Du hast eine Schale, eine, die groß genug ist, eine Portion Reis mit Gemüse zu fassen oder aus der du eine Suppe trinken kannst. Für unsere Betrachtung ist es völlig irrelevant, aus welchem Material die Schale ist. Sie kann aus Keramik, Glas, Blech oder Plastik sein. Was uns interessiert ist das Potential der Schale. Wenn sie leer ist, kann sie mit allem möglichen gefüllt werden: mit Nahrung, Sand, kleinen Souvernirs aus dem letzten Urlaub, du legst deine Schlüssel hinein, was auch immer. Alles was nicht zu groß ist, kann in der Schale Platz finden. Solange nichts anderes darin ist, solange sie leer ist. In dem Moment, in dem du sie mit etwas füllst, gibst du ihr eine Bestimmung. Ihr Potential verändert sich. Solange sie leer ist, ist sie aufnahmebereit. Gibst du ihr eine Bestimmung, wird sie definiert. Sie wird zur Schlüsselschale, oder zur Suppenschale.

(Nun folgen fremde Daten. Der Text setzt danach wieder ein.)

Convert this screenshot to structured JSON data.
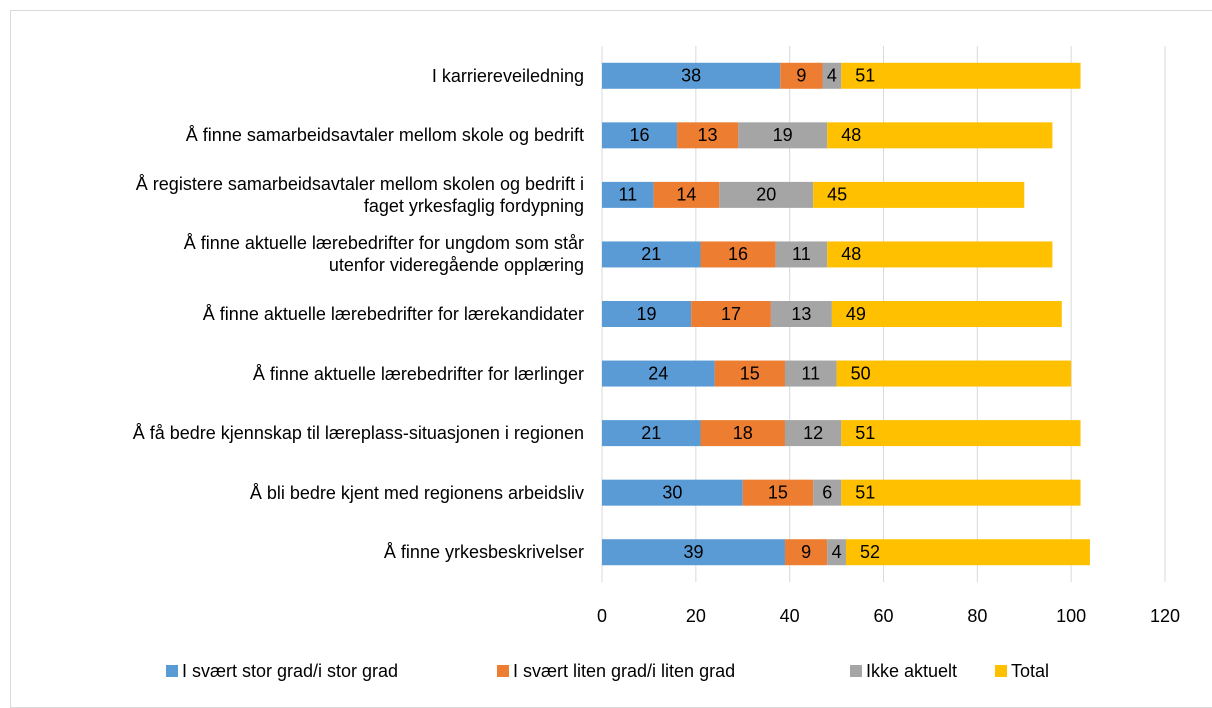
{
  "chart_data": {
    "type": "stacked-bar-horizontal",
    "categories": [
      "I karriereveiledning",
      "Å finne samarbeidsavtaler mellom skole og bedrift",
      "Å registere samarbeidsavtaler mellom skolen og bedrift i\nfaget yrkesfaglig fordypning",
      "Å finne aktuelle lærebedrifter for ungdom som står\nutenfor videregående opplæring",
      "Å finne aktuelle lærebedrifter for lærekandidater",
      "Å finne aktuelle lærebedrifter for lærlinger",
      "Å få bedre kjennskap til læreplass-situasjonen i regionen",
      "Å bli bedre kjent med regionens arbeidsliv",
      "Å finne yrkesbeskrivelser"
    ],
    "series": [
      {
        "name": "I svært stor grad/i stor grad",
        "color": "#5b9bd5",
        "values": [
          38,
          16,
          11,
          21,
          19,
          24,
          21,
          30,
          39
        ]
      },
      {
        "name": "I svært liten grad/i liten grad",
        "color": "#ed7d31",
        "values": [
          9,
          13,
          14,
          16,
          17,
          15,
          18,
          15,
          9
        ]
      },
      {
        "name": "Ikke aktuelt",
        "color": "#a5a5a5",
        "values": [
          4,
          19,
          20,
          11,
          13,
          11,
          12,
          6,
          4
        ]
      },
      {
        "name": "Total",
        "color": "#ffc000",
        "values": [
          51,
          48,
          45,
          48,
          49,
          50,
          51,
          51,
          52
        ]
      }
    ],
    "xlim": [
      0,
      120
    ],
    "xticks": [
      0,
      20,
      40,
      60,
      80,
      100,
      120
    ],
    "grid": true,
    "legend": "bottom"
  }
}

Vielleicht hast du die Schale aber gekauft, oder geschenkt bekommen, weil sie eine besonders schöne Schale ist. Sie ist aus so herausragendem Material, von solch hoher Handwerkskunst, dass selbst klares Wasser ihre Schönheit mindern würde. So ist sie eigentlich keine Schale mehr, nur von der Form her, aber sie wird nie eine andere Bestimmung haben, als sie selbst zu sein. Sie ist leer und nur in ihrer Leerheit ist sie zu ertragen.

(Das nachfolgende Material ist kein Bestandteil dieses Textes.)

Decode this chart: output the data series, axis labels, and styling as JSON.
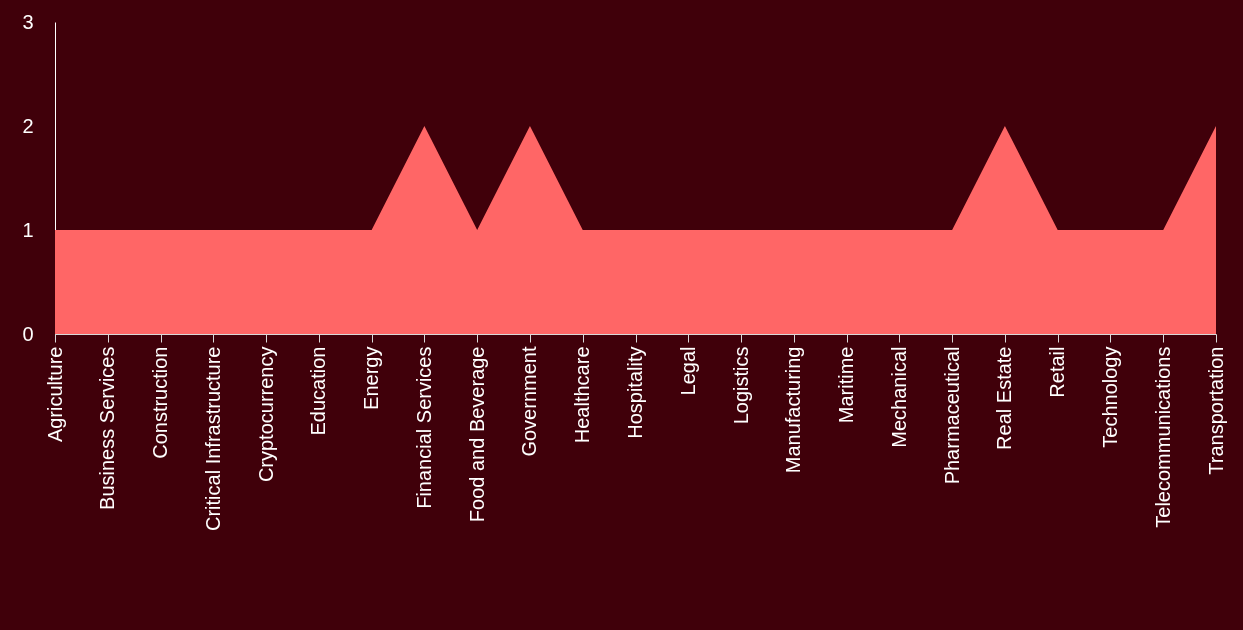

Ich kannte einen Mann, der sich nach einer erfüllenden Arbeit sehnte. Er bekam auch die verschiedensten Angebote, gute Angebote. Aber er lehnte stets ab, weil er dann ein anderes Angebot ja nicht mehr bekommen oder annehmen könnte. Eines, dass ihn vielleicht mehr erfüllen würde. So blieb er ständig unerfüllt, schlug sich mit Gelegenheitsjobs durch und wartete auf die große Erfüllung, die er nie erkennen würde. Denn nur wenn er eine Arbeit annehmen und ausführen würde, könnte er davon erfüllt sein. Nicht, wenn er nur ihre Möglichkeit in Betracht zog.
Nun denke wieder an deine Schale. Lässt du sie für immer leer, hat sie immer das Potential, etwas aufzunehmen. Erst wenn du ihr eine Bestimmung gibst, ist sie er-füllt.